Foreign residents and expats have flocked to the country in such great numbers – approximately 200,000 live in the Central Valley alone – that the government has tightened immigration procedures.
Pro: Political Stability and Neutrality
Throughout Central and South America, Costa Rica has long stood out as a beacon of stability and neutrality.
According to the U.S. Department of State, the democratic government operates with a very strong system of constitutional checks and balances.
On the international stage, Costa Rica is well-regarded for its environmental and human rights advocacy and work towards peace in the region.
True to the country's commitment to peace, it maintains no standing army, which also bolsters the national budget and supports social services for residents.
We were told by a local that the national police can generally out gun neighboring militaries, so behind the national motto Pura Vida stands a strong, stable country.
And of course the natural beauty of the region helps.
Costa Rican living strikes a rare balance between high standard of living – the highest in the region – and affordability. The general rule of thumb for monthly cost of living expenses is to allocate $1,000 to $2,000 per month including housing, according to both the Costa Rican immigration requirements and "International Living Magazine." Houses are available for under $100,000, even in coastal areas, and large apartments in cities like san jose can be found for under $1,000 per month.
Con: Road Conditions and Safety
Though many aspects of Costa Rican living are decidedly first-world, the roads are not among them. Potholes, dips and cracks mark the roads so severely that cars can be damaged driving over them. Locals drive quickly and dangerously, passing where it is not safe to do so and not respecting the right of way.
Conditions are particularly unsafe for pedestrians, and road accidents claim the lives on average of two pedestrians a day. This is common for most of central america; however, in the capital city San José, residents pay homage where accidents occur with road side memorials.

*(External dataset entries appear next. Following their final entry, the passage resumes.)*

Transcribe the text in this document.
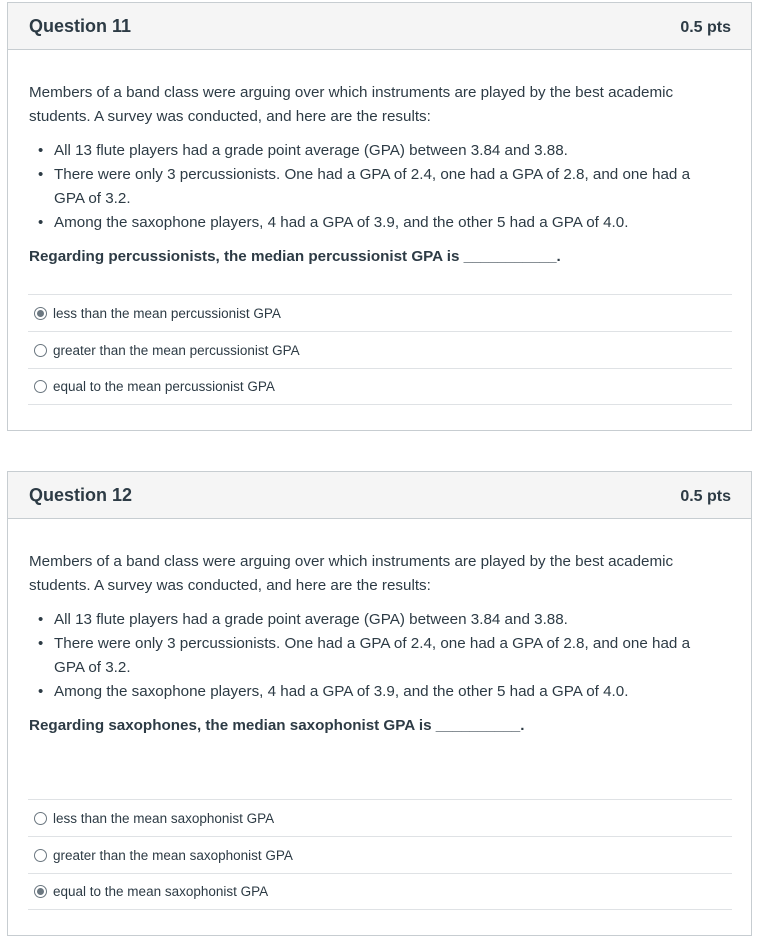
Question 11	0.5 pts

Members of a band class were arguing over which instruments are played by the best academic students. A survey was conducted, and here are the results:

• All 13 flute players had a grade point average (GPA) between 3.84 and 3.88.
• There were only 3 percussionists. One had a GPA of 2.4, one had a GPA of 2.8, and one had a GPA of 3.2.
• Among the saxophone players, 4 had a GPA of 3.9, and the other 5 had a GPA of 4.0.
Regarding percussionists, the median percussionist GPA is ___________.
less than the mean percussionist GPA
greater than the mean percussionist GPA
equal to the mean percussionist GPA
Question 12	0.5 pts

Members of a band class were arguing over which instruments are played by the best academic students. A survey was conducted, and here are the results:

• All 13 flute players had a grade point average (GPA) between 3.84 and 3.88.
• There were only 3 percussionists. One had a GPA of 2.4, one had a GPA of 2.8, and one had a GPA of 3.2.
• Among the saxophone players, 4 had a GPA of 3.9, and the other 5 had a GPA of 4.0.
Regarding saxophones, the median saxophonist GPA is __________.
less than the mean saxophonist GPA
greater than the mean saxophonist GPA
equal to the mean saxophonist GPA
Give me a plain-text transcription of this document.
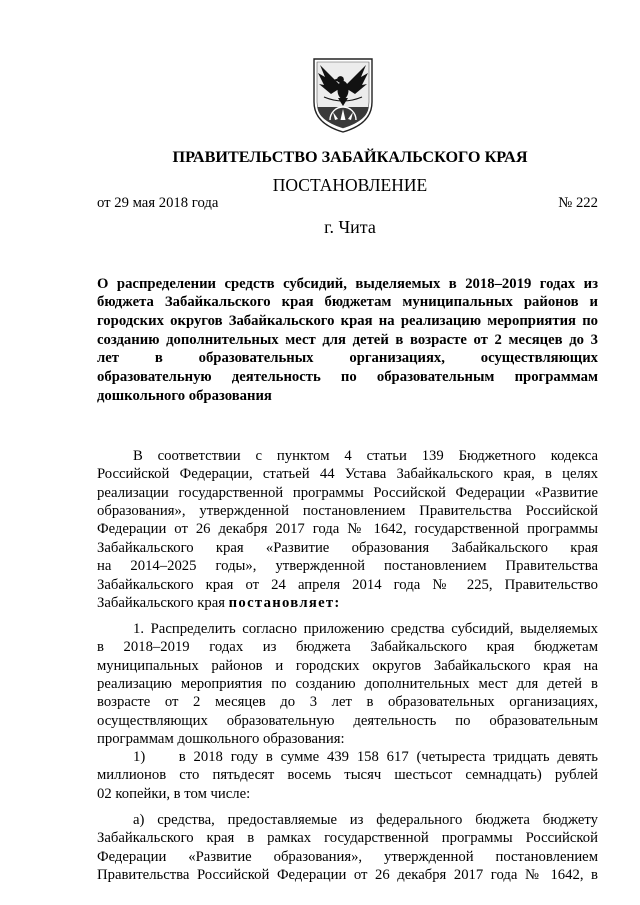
ПРАВИТЕЛЬСТВО ЗАБАЙКАЛЬСКОГО КРАЯ
ПОСТАНОВЛЕНИЕ
от 29 мая 2018 года	№ 222
г. Чита
О распределении средств субсидий, выделяемых в 2018–2019 годах из
бюджета Забайкальского края бюджетам муниципальных районов и
городских округов Забайкальского края на реализацию мероприятия по
созданию дополнительных мест для детей в возрасте от 2 месяцев до 3
лет в образовательных организациях, осуществляющих
образовательную деятельность по образовательным программам
дошкольного образования
В соответствии с пунктом 4 статьи 139 Бюджетного кодекса
Российской Федерации, статьей 44 Устава Забайкальского края, в целях
реализации государственной программы Российской Федерации «Развитие
образования», утвержденной постановлением Правительства Российской
Федерации от 26 декабря 2017 года № 1642, государственной программы
Забайкальского края «Развитие образования Забайкальского края
на 2014–2025 годы», утвержденной постановлением Правительства
Забайкальского края от 24 апреля 2014 года № 225, Правительство
Забайкальского края постановляет:
1. Распределить согласно приложению средства субсидий, выделяемых
в 2018–2019 годах из бюджета Забайкальского края бюджетам
муниципальных районов и городских округов Забайкальского края на
реализацию мероприятия по созданию дополнительных мест для детей в
возрасте от 2 месяцев до 3 лет в образовательных организациях,
осуществляющих образовательную деятельность по образовательным
программам дошкольного образования:
1) в 2018 году в сумме 439 158 617 (четыреста тридцать девять
миллионов сто пятьдесят восемь тысяч шестьсот семнадцать) рублей
02 копейки, в том числе:
а) средства, предоставляемые из федерального бюджета бюджету
Забайкальского края в рамках государственной программы Российской
Федерации «Развитие образования», утвержденной постановлением
Правительства Российской Федерации от 26 декабря 2017 года № 1642, в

Con: Immigration Regulations
Unless you are retired with a pension, have a substantial investment portfolio or plan to open a business in Costa Rica, obtaining residency will be a long and not necessarily fruitful process. The easiest route to residency is through the pensionado or rentista programs, available for retirees with monthly pension or social security payments over $600 per month or individuals with more than $1,000 per month in investment income.

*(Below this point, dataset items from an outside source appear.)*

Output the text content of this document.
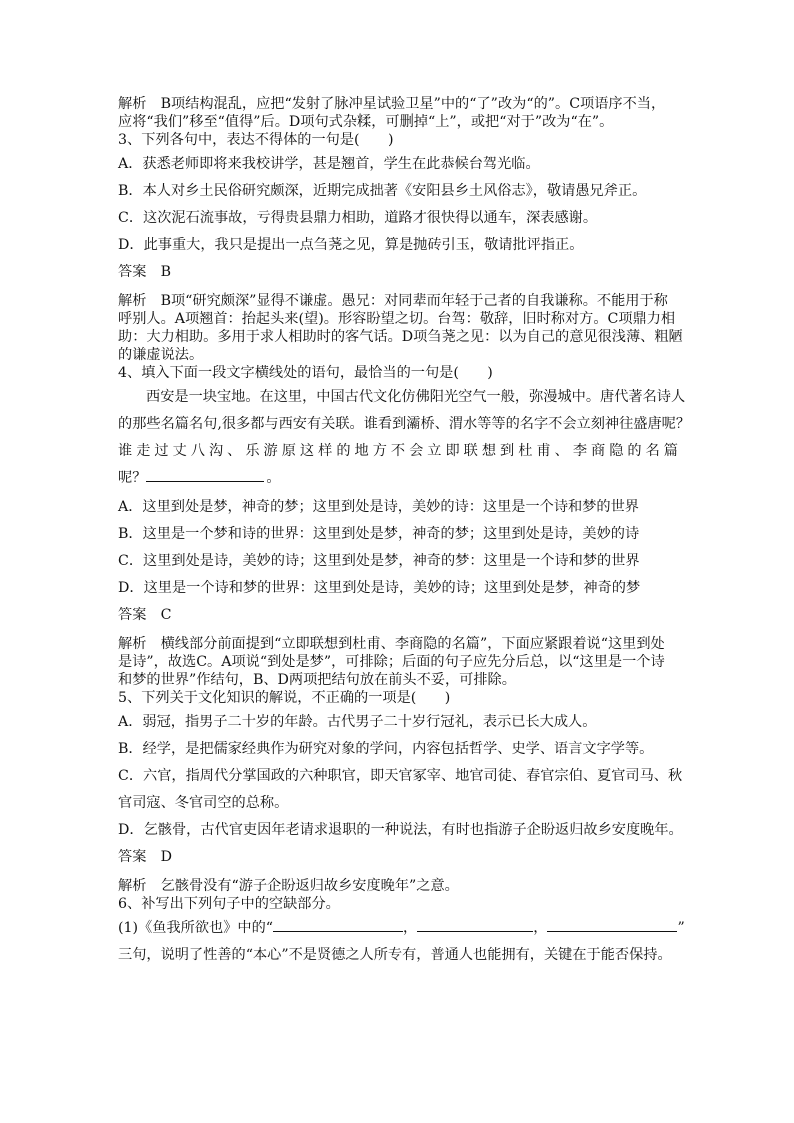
解析　B项结构混乱，应把“发射了脉冲星试验卫星”中的“了”改为“的”。C项语序不当，
应将“我们”移至“值得”后。D项句式杂糅，可删掉“上”，或把“对于”改为“在”。
3、下列各句中，表达不得体的一句是(　　)
A．获悉老师即将来我校讲学，甚是翘首，学生在此恭候台驾光临。
B．本人对乡土民俗研究颇深，近期完成拙著《安阳县乡土风俗志》，敬请愚兄斧正。
C．这次泥石流事故，亏得贵县鼎力相助，道路才很快得以通车，深表感谢。
D．此事重大，我只是提出一点刍荛之见，算是抛砖引玉，敬请批评指正。
答案　B
解析　B项“研究颇深”显得不谦虚。愚兄：对同辈而年轻于己者的自我谦称。不能用于称
呼别人。A项翘首：抬起头来(望)。形容盼望之切。台驾：敬辞，旧时称对方。C项鼎力相
助：大力相助。多用于求人相助时的客气话。D项刍荛之见：以为自己的意见很浅薄、粗陋
的谦虚说法。
4、填入下面一段文字横线处的语句，最恰当的一句是(　　)
西安是一块宝地。在这里，中国古代文化仿佛阳光空气一般，弥漫城中。唐代著名诗人
的那些名篇名句,很多都与西安有关联。谁看到灞桥、渭水等等的名字不会立刻神往盛唐呢？
谁走过丈八沟、乐游原这样的地方不会立即联想到杜甫、李商隐的名篇
呢？	。
A．这里到处是梦，神奇的梦；这里到处是诗，美妙的诗：这里是一个诗和梦的世界
B．这里是一个梦和诗的世界：这里到处是梦，神奇的梦；这里到处是诗，美妙的诗
C．这里到处是诗，美妙的诗；这里到处是梦，神奇的梦：这里是一个诗和梦的世界
D．这里是一个诗和梦的世界：这里到处是诗，美妙的诗；这里到处是梦，神奇的梦
答案　C
解析　横线部分前面提到“立即联想到杜甫、李商隐的名篇”，下面应紧跟着说“这里到处
是诗”，故选C。A项说“到处是梦”，可排除；后面的句子应先分后总，以“这里是一个诗
和梦的世界”作结句，B、D两项把结句放在前头不妥，可排除。
5、下列关于文化知识的解说，不正确的一项是(　　)
A．弱冠，指男子二十岁的年龄。古代男子二十岁行冠礼，表示已长大成人。
B．经学，是把儒家经典作为研究对象的学问，内容包括哲学、史学、语言文字学等。
C．六官，指周代分掌国政的六种职官，即天官冢宰、地官司徒、春官宗伯、夏官司马、秋
官司寇、冬官司空的总称。
D．乞骸骨，古代官吏因年老请求退职的一种说法，有时也指游子企盼返归故乡安度晚年。
答案　D
解析　乞骸骨没有“游子企盼返归故乡安度晚年”之意。
6、补写出下列句子中的空缺部分。
(1)《鱼我所欲也》中的“	，	，	”
三句，说明了性善的“本心”不是贤德之人所专有，普通人也能拥有，关键在于能否保持。
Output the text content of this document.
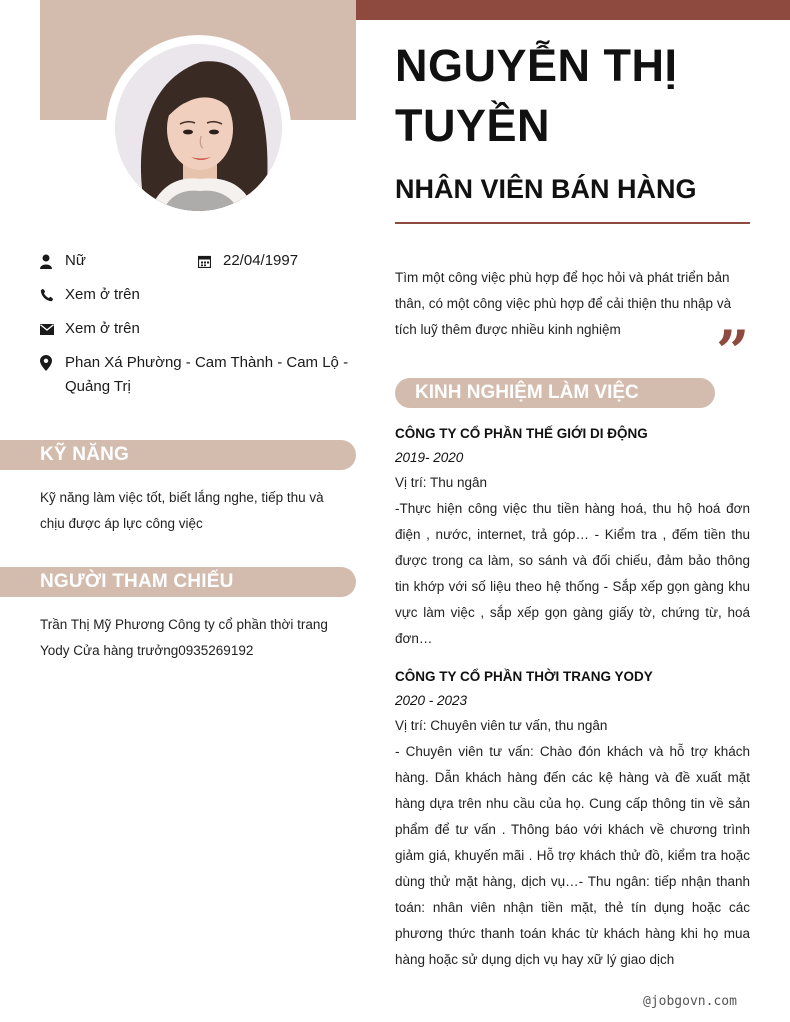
Nữ	22/04/1997
Xem ở trên
Xem ở trên
Phan Xá Phường - Cam Thành - Cam Lộ - Quảng Trị
KỸ NĂNG
Kỹ năng làm việc tốt, biết lắng nghe, tiếp thu và chịu được áp lực công việc
NGƯỜI THAM CHIẾU
Trần Thị Mỹ Phương Công ty cổ phần thời trang Yody Cửa hàng trưởng0935269192
NGUYỄN THỊ TUYỀN
NHÂN VIÊN BÁN HÀNG
Tìm một công việc phù hợp để học hỏi và phát triển bản thân, có một công việc phù hợp để cải thiện thu nhập và tích luỹ thêm được nhiều kinh nghiệm	”
KINH NGHIỆM LÀM VIỆC
CÔNG TY CỔ PHẦN THẾ GIỚI DI ĐỘNG
2019- 2020
Vị trí: Thu ngân
-Thực hiện công việc thu tiền hàng hoá, thu hộ hoá đơn điện , nước, internet, trả góp… - Kiểm tra , đếm tiền thu được trong ca làm, so sánh và đối chiếu, đảm bảo thông tin khớp với số liệu theo hệ thống - Sắp xếp gọn gàng khu vực làm việc , sắp xếp gọn gàng giấy tờ, chứng từ, hoá đơn…
CÔNG TY CỔ PHẦN THỜI TRANG YODY
2020 - 2023
Vị trí: Chuyên viên tư vấn, thu ngân
- Chuyên viên tư vấn: Chào đón khách và hỗ trợ khách hàng. Dẫn khách hàng đến các kệ hàng và đề xuất mặt hàng dựa trên nhu cầu của họ. Cung cấp thông tin về sản phẩm để tư vấn . Thông báo với khách về chương trình giảm giá, khuyến mãi . Hỗ trợ khách thử đồ, kiểm tra hoặc dùng thử mặt hàng, dịch vụ…- Thu ngân: tiếp nhận thanh toán: nhân viên nhận tiền mặt, thẻ tín dụng hoặc các phương thức thanh toán khác từ khách hàng khi họ mua hàng hoặc sử dụng dịch vụ hay xữ lý giao dịch
@jobgovn.com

Over a roughly two year process, you must gather documents from your local police and bank as well as your birth and marriage certificates and have the entire package translated into Spanish and authenticated by the Costa Rican consulate.
More Pros and Cons of Living
not many people speak english so you will have to learn spanish which is the main dialect of Latin America.
Petty theft is common in rural areas and city centers so try to use common sense with valuables when walking around.
A common phrase in Costa Rica is Pura Vida, which means pure life, a symbol of the laid-back caribbean lifestyle and beautiful beaches of the Central American country.
Farmers markets are also popular in many beach towns and are some of the best places to visit in the beautiful country.
The rainy season lasts awhile so bring a raincoat when visiting national parks.
Costa Rica has universal healthcare so health insurance is not needed.